Möglich wurde das Seminar durch Mittel des Deutschen Akademischen Austauschdienstes (DAAD). Ziel war es, eine transnationale Kooperation zu ermöglichen, obwohl es zum dritten Mal kein Austauschsemester geben konnte. Höchst anspruchsvoll war die Organisation dieses und weiterer länderübergreifender Seminare gewesen.
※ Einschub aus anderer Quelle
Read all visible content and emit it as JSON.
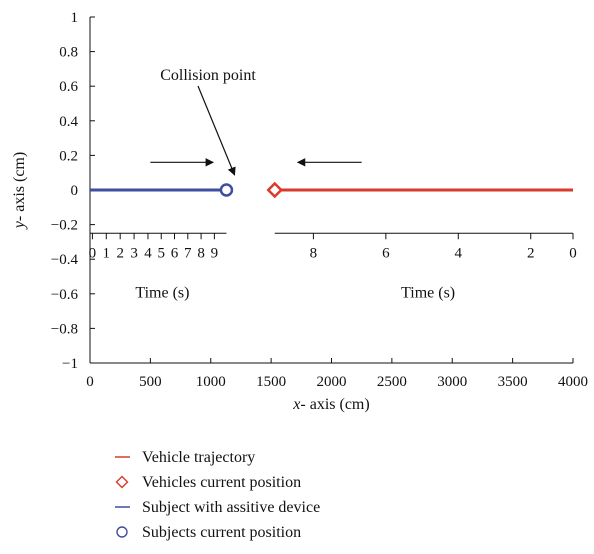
{
  "chart_data": {
    "type": "line",
    "xlabel_prefix": "x",
    "xlabel_rest": "- axis (cm)",
    "ylabel_prefix": "y",
    "ylabel_rest": "- axis (cm)",
    "xlim": [
      0,
      4000
    ],
    "ylim": [
      -1,
      1
    ],
    "x_ticks": [
      0,
      500,
      1000,
      1500,
      2000,
      2500,
      3000,
      3500,
      4000
    ],
    "y_ticks": [
      {
        "v": 1,
        "label": "1"
      },
      {
        "v": 0.8,
        "label": "0.8"
      },
      {
        "v": 0.6,
        "label": "0.6"
      },
      {
        "v": 0.4,
        "label": "0.4"
      },
      {
        "v": 0.2,
        "label": "0.2"
      },
      {
        "v": 0,
        "label": "0"
      },
      {
        "v": -0.2,
        "label": "−0.2"
      },
      {
        "v": -0.4,
        "label": "−0.4"
      },
      {
        "v": -0.6,
        "label": "−0.6"
      },
      {
        "v": -0.8,
        "label": "−0.8"
      },
      {
        "v": -1,
        "label": "−1"
      }
    ],
    "grid": false,
    "series": [
      {
        "name": "Vehicle trajectory",
        "color": "#d93a2b",
        "x": [
          1530,
          4000
        ],
        "y": [
          0,
          0
        ]
      },
      {
        "name": "Subject with assitive device",
        "color": "#3e4ea0",
        "x": [
          0,
          1130
        ],
        "y": [
          0,
          0
        ]
      }
    ],
    "markers": [
      {
        "name": "Vehicles current position",
        "shape": "diamond",
        "color": "#d93a2b",
        "x": 1530,
        "y": 0
      },
      {
        "name": "Subjects current position",
        "shape": "circle",
        "color": "#3e4ea0",
        "x": 1130,
        "y": 0
      }
    ],
    "annotation": {
      "text": "Collision point",
      "target_x": 1330,
      "target_y": 0
    },
    "direction_arrows": [
      {
        "x_from": 500,
        "x_to": 1020,
        "y": 0.16
      },
      {
        "x_from": 2250,
        "x_to": 1720,
        "y": 0.16
      }
    ],
    "time_axes": [
      {
        "label": "Time (s)",
        "y": -0.25,
        "x_start": 0,
        "x_end": 1130,
        "ticks": [
          {
            "x": 20,
            "label": "0"
          },
          {
            "x": 135,
            "label": "1"
          },
          {
            "x": 250,
            "label": "2"
          },
          {
            "x": 365,
            "label": "3"
          },
          {
            "x": 480,
            "label": "4"
          },
          {
            "x": 590,
            "label": "5"
          },
          {
            "x": 700,
            "label": "6"
          },
          {
            "x": 810,
            "label": "7"
          },
          {
            "x": 920,
            "label": "8"
          },
          {
            "x": 1030,
            "label": "9"
          }
        ],
        "label_x": 600
      },
      {
        "label": "Time (s)",
        "y": -0.25,
        "x_start": 1530,
        "x_end": 4000,
        "ticks": [
          {
            "x": 1850,
            "label": "8"
          },
          {
            "x": 2450,
            "label": "6"
          },
          {
            "x": 3050,
            "label": "4"
          },
          {
            "x": 3650,
            "label": "2"
          },
          {
            "x": 4000,
            "label": "0"
          }
        ],
        "label_x": 2800
      }
    ],
    "legend_position": "bottom"
  }
}
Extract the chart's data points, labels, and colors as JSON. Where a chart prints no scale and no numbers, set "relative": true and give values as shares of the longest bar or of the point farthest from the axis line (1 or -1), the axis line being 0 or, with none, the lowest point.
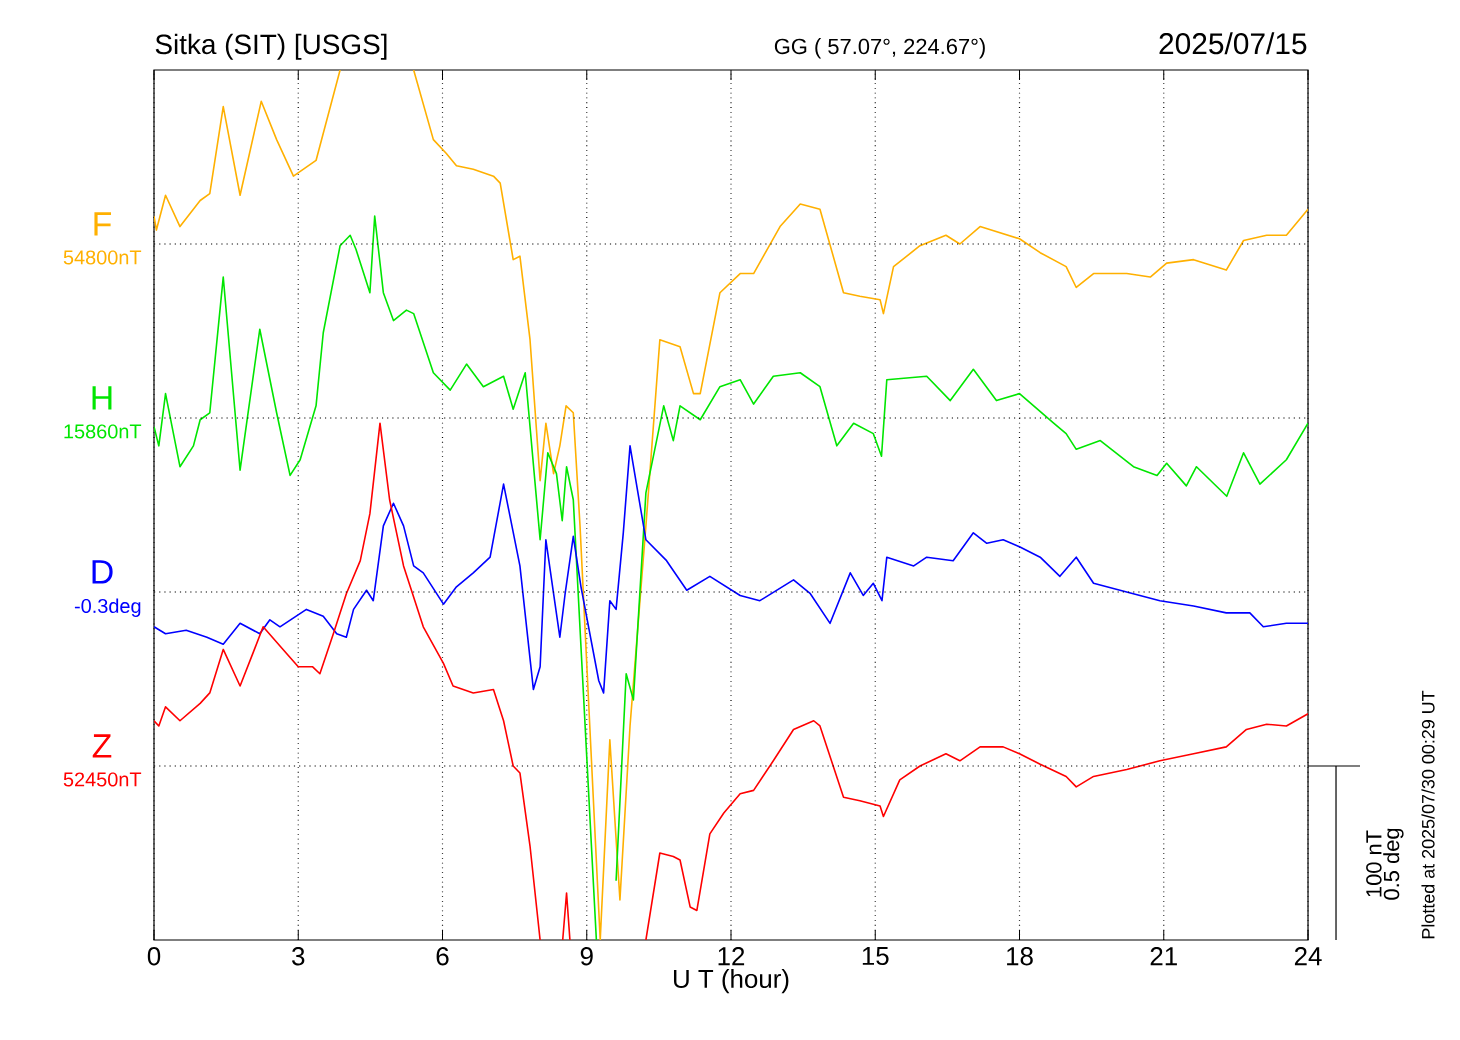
{
  "chart_data": {
    "type": "line",
    "relative": true,
    "title": "Sitka (SIT)  [USGS]",
    "subtitle": "GG ( 57.07°, 224.67°)",
    "xlabel": "U T (hour)",
    "annotations": [
      "2025/07/15",
      "100 nT",
      "0.5 deg",
      "Plotted at 2025/07/30 00:29 UT"
    ],
    "xlim": [
      0,
      24
    ],
    "grid": "x",
    "xticks": [
      0,
      3,
      6,
      9,
      12,
      15,
      18,
      21,
      24
    ],
    "ref_lines": [
      {
        "axis": "y",
        "value": 0.8,
        "label": "54800nT",
        "line_style": "dotted"
      },
      {
        "axis": "y",
        "value": 0.6,
        "label": "15860nT",
        "line_style": "dotted"
      },
      {
        "axis": "y",
        "value": 0.4,
        "label": "-0.3deg",
        "line_style": "dotted"
      },
      {
        "axis": "y",
        "value": 0.2,
        "label": "52450nT",
        "line_style": "dotted"
      }
    ],
    "series": [
      {
        "name": "F",
        "color": "#ffb000",
        "x": [
          0,
          0.05,
          0.24,
          0.54,
          0.96,
          1.16,
          1.44,
          1.79,
          2.23,
          2.55,
          2.9,
          3.37,
          3.87,
          4.6,
          5.4,
          5.81,
          6.08,
          6.29,
          6.64,
          7.06,
          7.2,
          7.47,
          7.61,
          7.82,
          8.03,
          8.15,
          8.31,
          8.44,
          8.57,
          8.72,
          8.86,
          9.28,
          9.48,
          9.69,
          9.9,
          10.23,
          10.52,
          10.94,
          11.22,
          11.36,
          11.77,
          12.19,
          12.47,
          13.02,
          13.44,
          13.85,
          14.34,
          14.68,
          15.1,
          15.17,
          15.38,
          15.93,
          16.47,
          16.76,
          17.18,
          18.0,
          18.43,
          18.97,
          19.18,
          19.54,
          20.23,
          20.72,
          21.06,
          21.62,
          22.3,
          22.66,
          23.14,
          23.55,
          24
        ],
        "values": [
          0.832,
          0.816,
          0.856,
          0.82,
          0.85,
          0.858,
          0.958,
          0.856,
          0.964,
          0.92,
          0.878,
          0.896,
          1,
          null,
          1,
          0.92,
          0.904,
          0.89,
          0.886,
          0.878,
          0.87,
          0.782,
          0.786,
          0.69,
          0.528,
          0.594,
          0.536,
          0.568,
          0.614,
          0.606,
          0.476,
          0,
          0.23,
          0.046,
          0.246,
          0.476,
          0.69,
          0.682,
          0.628,
          0.628,
          0.744,
          0.766,
          0.766,
          0.82,
          0.846,
          0.84,
          0.744,
          0.74,
          0.736,
          0.72,
          0.774,
          0.798,
          0.81,
          0.8,
          0.82,
          0.806,
          0.79,
          0.774,
          0.75,
          0.766,
          0.766,
          0.762,
          0.778,
          0.782,
          0.77,
          0.804,
          0.81,
          0.81,
          0.84
        ]
      },
      {
        "name": "H",
        "color": "#00e600",
        "x": [
          0,
          0.1,
          0.24,
          0.54,
          0.82,
          0.96,
          1.16,
          1.44,
          1.79,
          2.2,
          2.55,
          2.83,
          3.04,
          3.37,
          3.52,
          3.87,
          4.08,
          4.2,
          4.49,
          4.59,
          4.77,
          4.98,
          5.25,
          5.4,
          5.81,
          6.16,
          6.5,
          6.85,
          7.27,
          7.47,
          7.72,
          8.03,
          8.19,
          8.37,
          8.49,
          8.58,
          8.72,
          8.93,
          9.2,
          9.4,
          9.61,
          9.82,
          9.97,
          10.23,
          10.6,
          10.8,
          10.94,
          11.36,
          11.77,
          12.19,
          12.47,
          12.88,
          13.44,
          13.85,
          14.2,
          14.55,
          14.96,
          15.13,
          15.24,
          16.07,
          16.56,
          17.04,
          17.52,
          18.0,
          18.71,
          18.97,
          19.18,
          19.68,
          20.37,
          20.86,
          21.06,
          21.47,
          21.68,
          22.31,
          22.66,
          23.0,
          23.55,
          24
        ],
        "values": [
          0.59,
          0.568,
          0.628,
          0.544,
          0.568,
          0.598,
          0.606,
          0.762,
          0.54,
          0.702,
          0.606,
          0.534,
          0.552,
          0.614,
          0.698,
          0.798,
          0.81,
          0.794,
          0.744,
          0.832,
          0.744,
          0.712,
          0.724,
          0.72,
          0.652,
          0.632,
          0.662,
          0.636,
          0.648,
          0.61,
          0.652,
          0.46,
          0.56,
          0.536,
          0.482,
          0.544,
          0.506,
          0.284,
          0,
          null,
          0.068,
          0.306,
          0.276,
          0.514,
          0.614,
          0.574,
          0.614,
          0.598,
          0.636,
          0.644,
          0.616,
          0.648,
          0.652,
          0.636,
          0.568,
          0.594,
          0.582,
          0.556,
          0.644,
          0.648,
          0.62,
          0.656,
          0.62,
          0.628,
          0.594,
          0.582,
          0.564,
          0.574,
          0.544,
          0.534,
          0.548,
          0.522,
          0.544,
          0.51,
          0.56,
          0.524,
          0.552,
          0.594
        ]
      },
      {
        "name": "D",
        "color": "#0000ff",
        "x": [
          0,
          0.24,
          0.67,
          1.1,
          1.44,
          1.79,
          2.2,
          2.41,
          2.62,
          3.17,
          3.52,
          3.8,
          4.0,
          4.15,
          4.42,
          4.56,
          4.77,
          4.98,
          5.19,
          5.4,
          5.6,
          6.02,
          6.29,
          6.64,
          6.99,
          7.27,
          7.61,
          7.89,
          8.03,
          8.15,
          8.31,
          8.44,
          8.55,
          8.72,
          8.88,
          9.25,
          9.35,
          9.48,
          9.61,
          9.76,
          9.9,
          10.04,
          10.23,
          10.66,
          11.08,
          11.56,
          12.19,
          12.6,
          13.3,
          13.65,
          14.06,
          14.48,
          14.75,
          14.96,
          15.14,
          15.24,
          15.8,
          16.07,
          16.62,
          17.04,
          17.32,
          17.66,
          18.0,
          18.43,
          18.84,
          19.18,
          19.54,
          20.09,
          20.92,
          21.62,
          22.3,
          22.79,
          23.07,
          23.55,
          24
        ],
        "values": [
          0.36,
          0.352,
          0.356,
          0.348,
          0.34,
          0.364,
          0.352,
          0.368,
          0.36,
          0.38,
          0.372,
          0.352,
          0.348,
          0.38,
          0.402,
          0.39,
          0.476,
          0.502,
          0.476,
          0.43,
          0.422,
          0.386,
          0.406,
          0.422,
          0.44,
          0.524,
          0.43,
          0.288,
          0.314,
          0.46,
          0.398,
          0.348,
          0.398,
          0.464,
          0.406,
          0.298,
          0.284,
          0.39,
          0.38,
          0.468,
          0.568,
          0.522,
          0.46,
          0.436,
          0.402,
          0.418,
          0.396,
          0.39,
          0.414,
          0.398,
          0.364,
          0.422,
          0.396,
          0.41,
          0.39,
          0.44,
          0.43,
          0.44,
          0.436,
          0.468,
          0.456,
          0.46,
          0.452,
          0.44,
          0.418,
          0.44,
          0.41,
          0.402,
          0.39,
          0.384,
          0.376,
          0.376,
          0.36,
          0.364,
          0.364
        ]
      },
      {
        "name": "Z",
        "color": "#ff0000",
        "x": [
          0,
          0.1,
          0.24,
          0.54,
          0.96,
          1.16,
          1.44,
          1.79,
          2.06,
          2.27,
          2.62,
          3.0,
          3.3,
          3.45,
          3.73,
          4.0,
          4.29,
          4.49,
          4.7,
          4.9,
          5.19,
          5.6,
          6.02,
          6.22,
          6.64,
          7.06,
          7.27,
          7.47,
          7.61,
          7.82,
          8.03,
          8.25,
          8.5,
          8.58,
          8.65,
          9.5,
          10.23,
          10.52,
          10.8,
          10.94,
          11.15,
          11.29,
          11.56,
          11.85,
          12.19,
          12.47,
          12.88,
          13.3,
          13.72,
          13.85,
          14.34,
          14.68,
          15.1,
          15.17,
          15.51,
          15.93,
          16.47,
          16.76,
          17.18,
          17.66,
          18.0,
          18.43,
          18.97,
          19.18,
          19.54,
          20.23,
          20.92,
          21.62,
          22.3,
          22.72,
          23.14,
          23.55,
          24
        ],
        "values": [
          0.252,
          0.246,
          0.268,
          0.252,
          0.272,
          0.284,
          0.334,
          0.292,
          0.33,
          0.36,
          0.338,
          0.314,
          0.314,
          0.306,
          0.352,
          0.398,
          0.436,
          0.49,
          0.594,
          0.506,
          0.43,
          0.36,
          0.318,
          0.292,
          0.284,
          0.288,
          0.252,
          0.2,
          0.192,
          0.108,
          0,
          null,
          0,
          0.054,
          0,
          null,
          0,
          0.1,
          0.096,
          0.092,
          0.038,
          0.034,
          0.122,
          0.146,
          0.168,
          0.172,
          0.206,
          0.242,
          0.252,
          0.246,
          0.164,
          0.16,
          0.154,
          0.142,
          0.184,
          0.2,
          0.214,
          0.206,
          0.222,
          0.222,
          0.214,
          0.202,
          0.188,
          0.176,
          0.188,
          0.196,
          0.206,
          0.214,
          0.222,
          0.242,
          0.248,
          0.246,
          0.26
        ]
      }
    ]
  }
}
Gruppengefühl trotz großer Distanz

Wer für irgendein Projekt einen Mitstreiter in Übersee sucht, muss die unterschiedlichen Zeitzonen berücksichtigen. Auch die Vorlesungsphase in den USA deckt sich nicht ganz mit jener in Bayern. Dennoch gelang es an vielen Wochen, dass die Studierenden aus Würzburg und Florida via Zoom miteinander arbeiten konnten. „Wir haben es geschafft, auf digitalem Wege Gruppengefühl herzustellen“, sagt Petra Zaus. Dies gelang durch einen intensiven Austausch in Foren: „Außerdem haben wir, wann immer das technisch möglich war, die Webcam angeschaltet.“

Studieren wird dann spannend, wenn es sich nicht nur zwischen Unibibliothek und Hörsaal abspielt. Durch „Monuments & Memory“ lernten die Studierenden interessante Menschen außerhalb der Hochschule kennen. Seinen besonderen Reiz erhielt das Seminar außerdem durch mediendidaktische Fortbildungen. Etwa zur Frage, wie man Podcasts produziert.

Die Verantwortlichen

Von Professorenseite waren aus Würzburg MaryAnn Snyder-Körber von den American Cultural Studies sowie der Geschichtswissenschaftler Helmut Flachenecker beteiligt. Von den Flagler-Colleges in St. Augustine und Tallahassee nahmen vier Professoren teil.